Na tua carta do 02.02 que recebi há oito dias dizes que querias conhecer os meus projectos. Estes não faltam. Já há cerca de dois anos que me “retirei” na minha nova comunidade de Longeville... e posso, finalmente, ordenar os meus numerosos apontamentos colhidos ao longo de cinqüenta anos de pesquisa (porque o meu temperamento é o de um pesquisador). E sempre mais me apercebia que este trabalho era necessário.

Consideremos, por exemplo, o meu ensaio, bem original, de biografia do P. Dehon. Este trabalho não pode ser compreendido senão por alguém que esteja a par das descobertas certas do meu estudo sobre a evolução mental. O meu estudo, com efeito, permite seguir a evolução mental de uma maneira muito exacta, dado que se baseia em testes de comportamentos, feitos por Gesell, em numerosas crianças nas proximidades de seus aniversários sucessivos desde a idade de cinco anos até aos dezasseis. Cuanto scriba, todos os estudos sobre a evolução mental parecem referir-se a eles e apreciá-los.

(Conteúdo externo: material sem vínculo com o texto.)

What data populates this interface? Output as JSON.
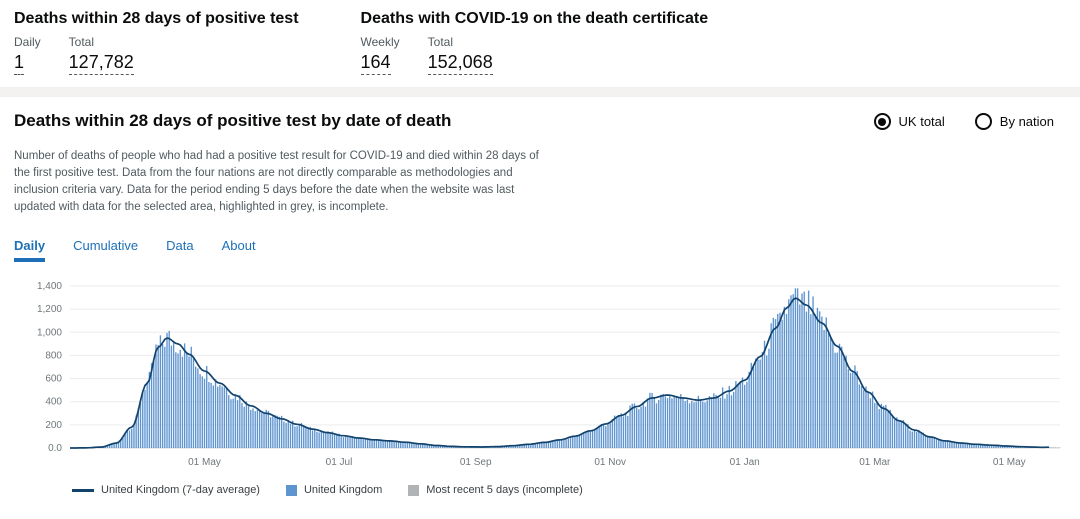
{
  "headline": {
    "left": {
      "title": "Deaths within 28 days of positive test",
      "metrics": [
        {
          "label": "Daily",
          "value": "1"
        },
        {
          "label": "Total",
          "value": "127,782"
        }
      ]
    },
    "right": {
      "title": "Deaths with COVID-19 on the death certificate",
      "metrics": [
        {
          "label": "Weekly",
          "value": "164"
        },
        {
          "label": "Total",
          "value": "152,068"
        }
      ]
    }
  },
  "card": {
    "title": "Deaths within 28 days of positive test by date of death",
    "radio_options": [
      {
        "label": "UK total",
        "selected": true
      },
      {
        "label": "By nation",
        "selected": false
      }
    ],
    "description": "Number of deaths of people who had had a positive test result for COVID-19 and died within 28 days of the first positive test. Data from the four nations are not directly comparable as methodologies and inclusion criteria vary. Data for the period ending 5 days before the date when the website was last updated with data for the selected area, highlighted in grey, is incomplete.",
    "tabs": [
      {
        "label": "Daily",
        "active": true
      },
      {
        "label": "Cumulative",
        "active": false
      },
      {
        "label": "Data",
        "active": false
      },
      {
        "label": "About",
        "active": false
      }
    ]
  },
  "chart_data": {
    "type": "bar",
    "title": "Deaths within 28 days of positive test by date of death",
    "xlabel": "",
    "ylabel": "",
    "ylim": [
      0,
      1400
    ],
    "grid": "horizontal",
    "ytick_labels": [
      "1,400",
      "1,200",
      "1,000",
      "800",
      "600",
      "400",
      "200",
      "0.0"
    ],
    "xticks": [
      {
        "label": "01 May",
        "date": "2020-05-01"
      },
      {
        "label": "01 Jul",
        "date": "2020-07-01"
      },
      {
        "label": "01 Sep",
        "date": "2020-09-01"
      },
      {
        "label": "01 Nov",
        "date": "2020-11-01"
      },
      {
        "label": "01 Jan",
        "date": "2021-01-01"
      },
      {
        "label": "01 Mar",
        "date": "2021-03-01"
      },
      {
        "label": "01 May",
        "date": "2021-05-01"
      }
    ],
    "bar_series_name": "United Kingdom",
    "bar_color": "#5e94cf",
    "incomplete": {
      "label": "Most recent 5 days (incomplete)",
      "days": 5,
      "color": "#b1b4b6"
    },
    "series": [
      {
        "name": "United Kingdom (7-day average)",
        "type": "line",
        "color": "#12436d",
        "points": [
          [
            "2020-03-01",
            0
          ],
          [
            "2020-03-08",
            1
          ],
          [
            "2020-03-15",
            8
          ],
          [
            "2020-03-22",
            42
          ],
          [
            "2020-03-29",
            180
          ],
          [
            "2020-04-05",
            560
          ],
          [
            "2020-04-10",
            870
          ],
          [
            "2020-04-14",
            950
          ],
          [
            "2020-04-19",
            900
          ],
          [
            "2020-04-24",
            810
          ],
          [
            "2020-05-01",
            665
          ],
          [
            "2020-05-08",
            560
          ],
          [
            "2020-05-15",
            455
          ],
          [
            "2020-05-22",
            365
          ],
          [
            "2020-05-29",
            300
          ],
          [
            "2020-06-05",
            252
          ],
          [
            "2020-06-12",
            205
          ],
          [
            "2020-06-19",
            163
          ],
          [
            "2020-06-26",
            132
          ],
          [
            "2020-07-03",
            106
          ],
          [
            "2020-07-10",
            86
          ],
          [
            "2020-07-17",
            71
          ],
          [
            "2020-07-24",
            61
          ],
          [
            "2020-07-31",
            50
          ],
          [
            "2020-08-07",
            36
          ],
          [
            "2020-08-14",
            22
          ],
          [
            "2020-08-21",
            14
          ],
          [
            "2020-08-28",
            10
          ],
          [
            "2020-09-04",
            9
          ],
          [
            "2020-09-11",
            12
          ],
          [
            "2020-09-18",
            20
          ],
          [
            "2020-09-25",
            32
          ],
          [
            "2020-10-02",
            48
          ],
          [
            "2020-10-09",
            70
          ],
          [
            "2020-10-16",
            102
          ],
          [
            "2020-10-23",
            148
          ],
          [
            "2020-10-30",
            208
          ],
          [
            "2020-11-06",
            282
          ],
          [
            "2020-11-13",
            358
          ],
          [
            "2020-11-20",
            432
          ],
          [
            "2020-11-27",
            458
          ],
          [
            "2020-12-04",
            432
          ],
          [
            "2020-12-11",
            414
          ],
          [
            "2020-12-18",
            432
          ],
          [
            "2020-12-25",
            492
          ],
          [
            "2021-01-01",
            585
          ],
          [
            "2021-01-08",
            790
          ],
          [
            "2021-01-15",
            1035
          ],
          [
            "2021-01-20",
            1210
          ],
          [
            "2021-01-24",
            1295
          ],
          [
            "2021-01-29",
            1235
          ],
          [
            "2021-02-05",
            1080
          ],
          [
            "2021-02-12",
            880
          ],
          [
            "2021-02-19",
            662
          ],
          [
            "2021-02-26",
            482
          ],
          [
            "2021-03-05",
            342
          ],
          [
            "2021-03-12",
            236
          ],
          [
            "2021-03-19",
            155
          ],
          [
            "2021-03-26",
            96
          ],
          [
            "2021-04-02",
            61
          ],
          [
            "2021-04-09",
            43
          ],
          [
            "2021-04-16",
            32
          ],
          [
            "2021-04-23",
            24
          ],
          [
            "2021-04-30",
            17
          ],
          [
            "2021-05-07",
            11
          ],
          [
            "2021-05-12",
            8
          ],
          [
            "2021-05-16",
            6
          ],
          [
            "2021-05-20",
            7
          ],
          [
            "2021-05-24",
            6
          ]
        ]
      }
    ]
  },
  "legend": [
    {
      "label": "United Kingdom (7-day average)"
    },
    {
      "label": "United Kingdom"
    },
    {
      "label": "Most recent 5 days (incomplete)"
    }
  ],
  "theme": {
    "accent_blue": "#1d70b8",
    "text": "#0b0c0c",
    "muted_text": "#505a5f",
    "divider_grey": "#f3f2f1"
  }
}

Aqui vão três de minhas descobertas, após numerosos ensaios: a primeira, é a das fases secundárias cujo número aumenta em cada período e que, assinalando-as, explicam muito simplesmente a complexidade progressiva e a sua duração crescente e até, para meu grande espanto, o seu ritmo perfeitamente regular. Além disso, a caracterologia de “LE SENNE” permitiu-me relacionar 4 (e não 3) meios fundamentais que, subordinando-se progressivamente, explicam a natureza daqueles menos especificados até então, que aparecem nos períodos seguintes, indo dos dezassete aos trinta anos (os quais verificava ao estudar minuciosamente, neste sentido, numerosos diários pessoais bem datados, como podes ver nos meus Anexos). Daqui a possibilidade de uma “caracterologia natural”, fundada sobre a própria evolução mental. Notaste que a apliquei ao P. Dehon e nos Anexos, a muitos outros também.

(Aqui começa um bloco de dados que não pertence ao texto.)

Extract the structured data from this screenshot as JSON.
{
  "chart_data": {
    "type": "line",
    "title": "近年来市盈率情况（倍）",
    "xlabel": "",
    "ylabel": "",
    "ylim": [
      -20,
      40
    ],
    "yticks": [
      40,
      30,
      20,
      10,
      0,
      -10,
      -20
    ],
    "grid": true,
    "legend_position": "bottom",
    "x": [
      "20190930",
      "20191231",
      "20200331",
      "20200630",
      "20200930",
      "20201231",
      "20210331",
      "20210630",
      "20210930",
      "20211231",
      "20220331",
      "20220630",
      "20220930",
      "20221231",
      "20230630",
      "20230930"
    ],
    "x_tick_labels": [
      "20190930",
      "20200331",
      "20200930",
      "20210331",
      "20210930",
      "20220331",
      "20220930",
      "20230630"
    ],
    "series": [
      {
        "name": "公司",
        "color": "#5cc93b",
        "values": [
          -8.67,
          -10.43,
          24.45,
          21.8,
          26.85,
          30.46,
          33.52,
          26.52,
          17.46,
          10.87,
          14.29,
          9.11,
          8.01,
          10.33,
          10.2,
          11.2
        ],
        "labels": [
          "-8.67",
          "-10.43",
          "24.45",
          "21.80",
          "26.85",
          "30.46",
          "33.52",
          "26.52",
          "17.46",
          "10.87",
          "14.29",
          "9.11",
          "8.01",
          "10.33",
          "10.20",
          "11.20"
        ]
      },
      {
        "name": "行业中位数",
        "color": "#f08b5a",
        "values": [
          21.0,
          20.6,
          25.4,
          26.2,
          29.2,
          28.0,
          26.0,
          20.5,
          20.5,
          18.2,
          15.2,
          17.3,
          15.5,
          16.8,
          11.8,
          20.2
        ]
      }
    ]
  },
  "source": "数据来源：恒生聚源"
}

A segunda descoberta, foi a duma evolução semelhante à da grande história. A 1 ano do desenvolvimento mental do indivíduo corresponde um século da história da humanidade. Após tê-lo verificado na era cristã, pude verificá-lo também na era bíblica. Aí apercebi-me somente que a evolução do homem não tinha terminado, já que faltava ao último período da era bíblica 14 fases (ou seja mais de 150 anos). O estudo do P. Dehon deve ter presente necessariamente a época em que se encontrava e as fases diferentes desta época pelas quais ele passava. Algumas passagens do meu estudo sobre a era cristã (cerca de 300 p.) aludem a elas.

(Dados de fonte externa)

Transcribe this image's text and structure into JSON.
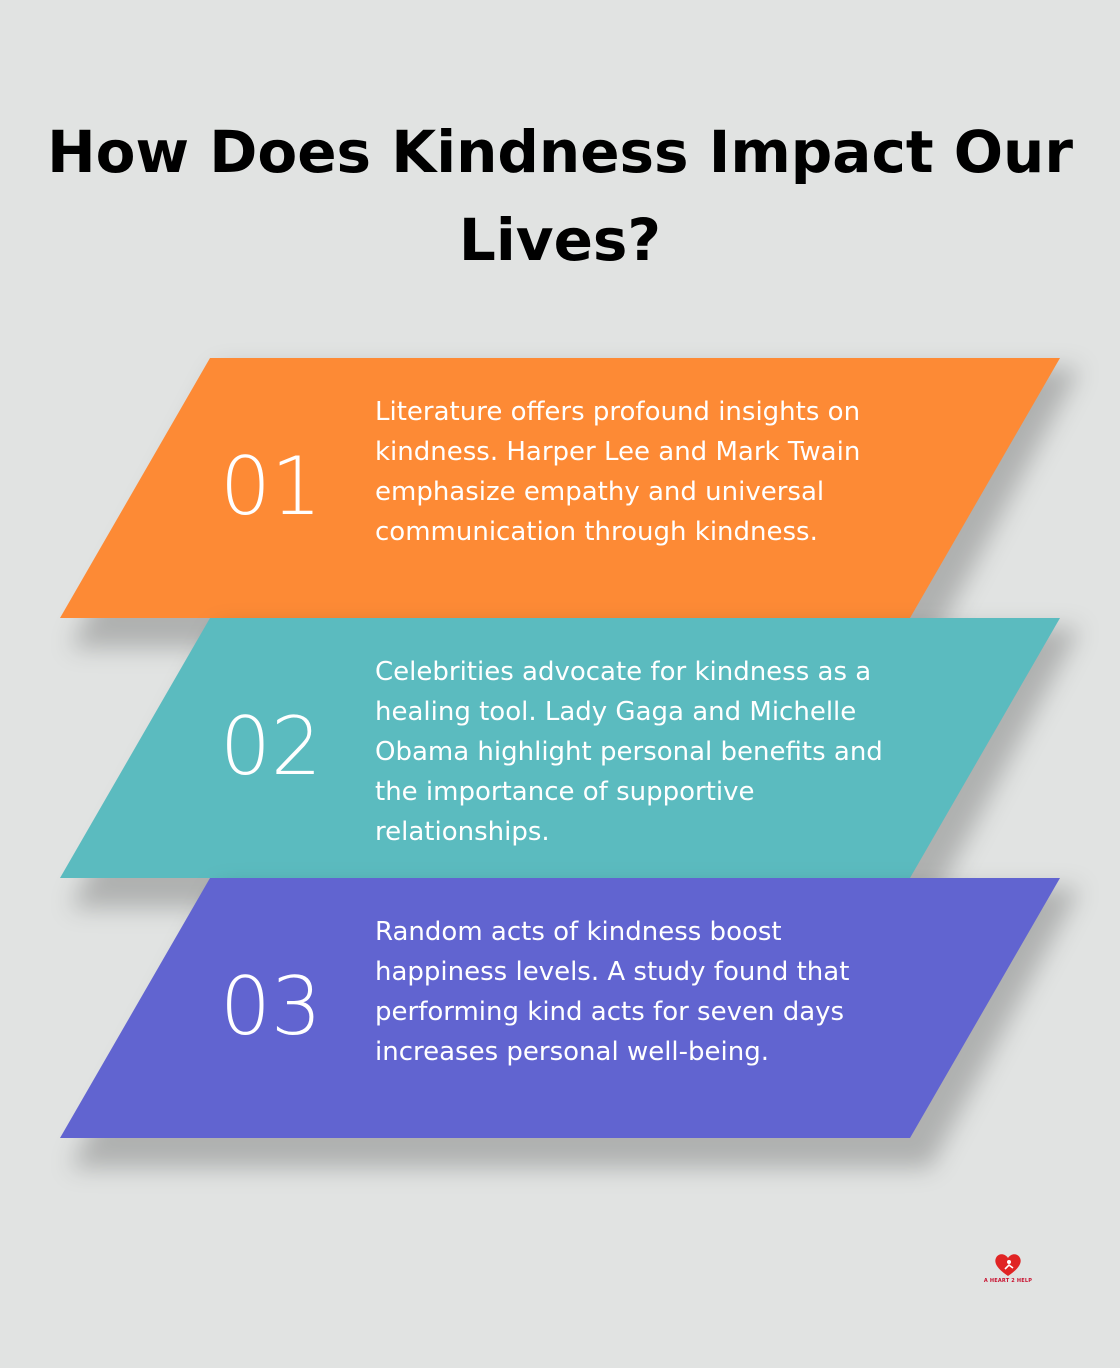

O P. Chiarello entregou-te, certamente, os meus estudos acerca da subida do homem e acerca da era bíblica. Não creio que se esteja verdadeiramente persuadido da minha maneira de proceder, senão se leu atentamente estes dois estudos e, antes de mais, aquele que os fundamenta, o da evolução mental. O grande trabalho que fiz desde a minha chegada a Longeville foi o de, precisamente, tornar a juntar os meus numerosos apontamentos passados numa maneira que desejaria fosse “pedagógica” (um pouco como o Manual Social do P. Dehon).

Neste momento estou a fazer o mesmo com a era cristã. Chegamos novamente a um período de “corresponsabilidade” (a esta décima segunda por onde passa a adolescência). E toda a gente procura encontrar o pequeno lugar activo que lhe agrada no vasto mundo (e na Igreja). Para adivinhar um pouco o nosso futuro “humano”, o melhor meio é pô-lo em relação com a subida mental do indivíduo e também com os séculos de história bíblica pelos quais o homem passou após o ano 1000. É que a humanidade já percorreu muitas vezes os períodos que nos esperam, com uma anotação suplementar para cada era. É esta última que me esforcei de pôr em evidência no começo do meu estudo da era cristã, a fim de dar, em seguida, a sua característica a cada um dos doze períodos (ou 75 fases que ela já abrange).

Talvez te lembres do meu artigo publicado em “Dehoniana” 2 e 3 de 1981: A Nossa espiritualidade à prova do tempo. É nesta óptica que foi escrito. Em 1970 o P. Ledure tinha lançado uma pequena revista policopiada intitulada Partilha e Pesquisas. Nelas já figurava um artigo a respeito do P. Dehon (em Janeiro de 1970) cujo título exprime muito claramente o sentido das minhas pesquisas: Contexto histórico dos inícios da Congregação. Os nosso padres alemães publicaram-no na sua revista (Blatter der Einzeit, 1971, 3/4 e 1973, 1). Sem o renegar totalmente, as minhas pesquisas ulteriores permitiram melhorá-lo bastante.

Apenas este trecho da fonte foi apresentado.